CONCLUSION
Mme Catherine Morin-Desailly, présidente du groupe d'études sur les médias et les nouvelles technologies
Je vous remercie de ces échanges complets et des pistes évoquées qui vont nourrir la réflexion de l'ensemble des sénateurs membres du groupe d'études sur les médias et les nouvelles technologies, rattaché à la commission de la culture, de l'éducation et de la communication. Nous avons toujours besoin de nous nourrir régulièrement des réflexions de ceux qui font l'audiovisuel et la création en France.
Nous pouvons peut-être retenir quelques idées des échanges que nous avons eus et, en tout cas, faire un certain nombre de constats :
- la révolution numérique dont nous ne savons pas où elle va s'arrêter - une innovation en chassant pratiquement tous les jours une autre - nous contraint à beaucoup d'adaptabilité et de réactivité.
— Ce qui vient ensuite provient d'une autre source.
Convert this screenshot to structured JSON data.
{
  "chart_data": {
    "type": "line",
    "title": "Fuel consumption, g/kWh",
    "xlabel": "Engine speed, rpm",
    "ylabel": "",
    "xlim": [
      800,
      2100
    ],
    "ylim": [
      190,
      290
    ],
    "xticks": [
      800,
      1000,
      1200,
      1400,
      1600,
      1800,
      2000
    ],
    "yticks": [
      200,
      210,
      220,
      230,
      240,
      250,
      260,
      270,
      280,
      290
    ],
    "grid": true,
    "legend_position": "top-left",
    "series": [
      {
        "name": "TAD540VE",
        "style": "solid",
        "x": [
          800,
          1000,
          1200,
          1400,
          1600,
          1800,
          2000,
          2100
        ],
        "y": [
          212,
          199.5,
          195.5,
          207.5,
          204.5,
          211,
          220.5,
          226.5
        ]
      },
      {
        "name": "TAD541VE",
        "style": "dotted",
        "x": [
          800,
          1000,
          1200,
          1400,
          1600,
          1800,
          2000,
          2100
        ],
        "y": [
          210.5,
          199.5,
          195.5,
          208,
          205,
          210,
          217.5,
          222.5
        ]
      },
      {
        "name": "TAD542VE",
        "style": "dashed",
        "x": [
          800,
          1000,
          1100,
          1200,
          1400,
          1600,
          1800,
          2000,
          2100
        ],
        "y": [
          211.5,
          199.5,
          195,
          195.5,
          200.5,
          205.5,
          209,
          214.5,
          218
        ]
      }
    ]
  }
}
Son caractère est complexe. Vous l'avez tous souligné, vous avez employé à plusieurs reprises le mot « complexe ». C'est un facteur à prendre en compte. Nous constatons que les acteurs français ont été pionniers dans cette révolution avec la télévision de rattrapage dès 2007-2008. Cela veut dire que nous avons des capacités d'adaptation et d'inventivité sur ces questions ;
- j'ai retenu que les usages et la multiplication des supports ne se concurrencent pas mais, au contraire, se complètent et vous avez d'ailleurs développé des stratégies pour répondre à la demande de l'ensemble des téléspectateurs. On voit d'ailleurs que ces nouveaux supports offrent de nouvelles possibilités, favorisent de nouveaux comportements et permettent de nouveaux usages ;
- vous avez également tous souligné l'individualisation des comportements à cet égard. Nous notons aussi que l'offre française, qu'elle soit gratuite ou payante, linéarisée ou à la demande, est abondante et de grande qualité ;
- vous avez aussi souligné le problème du piratage très évolutif et très complexe.
Je note également qu'il y aura plusieurs défis pour l'avenir :
- comment peut-on préserver notre modèle de production qui demande des investissements importants avec l'arrivée d'acteurs à bas coût et surtout d'acteurs extra-européens qui ne s'acquittent pas des mêmes obligations que les acteurs français et européens et introduisent une concurrence déloyale ?
- la plupart de ces acteurs ont créé des services d'intermédiation quasi obligatoires et incontournables qui bouleversent complètement la chaîne de valeur et ces acteurs vont préempter la valeur ajoutée de ces nouveaux usages et de ces nouveaux services sans pour autant contribuer à l'effort de diversité culturelle. En conséquence, comment préserver la diversité culturelle ?
- comment relever le challenge technologique des logiciels de recommandation de programmes qui remettent aussi en question la notion d'éditeur ?
- comment assurer l'équité des règles de compétitivité et lutter contre les nouvelles formes de piratage ?
- enfin, comment assurer la pérennité des nouveaux modèles économiques qui ont émergé, encore une fois sous la pression d'acteurs extra-européens, dans le contexte d'une migration de la publicité sur d'autres supports et d'une publicité qui peut être évitée ?
Je retiens aussi un point qui n'a pas été développé : le fait qu'aujourd'hui, les données personnelles, le nouveau carburant de l'économie numérique en général, permet d'aller chercher de nouveaux clients, ou spectateurs, ou utilisateurs. C'est une question qui mérite d'être soulignée dans le monde très concurrentiel de l'hyper choix dans lequel nous vivons. Nous savons bien que cette question ne pourra être résolue qu'au niveau européen avec notamment l'adoption de dispositions législatives communes.
Enfin, la question de la régulation de l'Internet par le CSA reste quelque chose qui paraît assez utopique et d'une extrême complexité même si c'est une vraie question qui est posée.
N'hésitez pas à revenir vers nous s'il y a des points qui n'ont pas pu être évoqués lors de cette séance, transmettez-nous vos remarques complémentaires qui nous seront extrêmement utiles. Tout ceci a été enregistré et va faire l'objet d'une relecture attentive par notre groupe et par notre commission.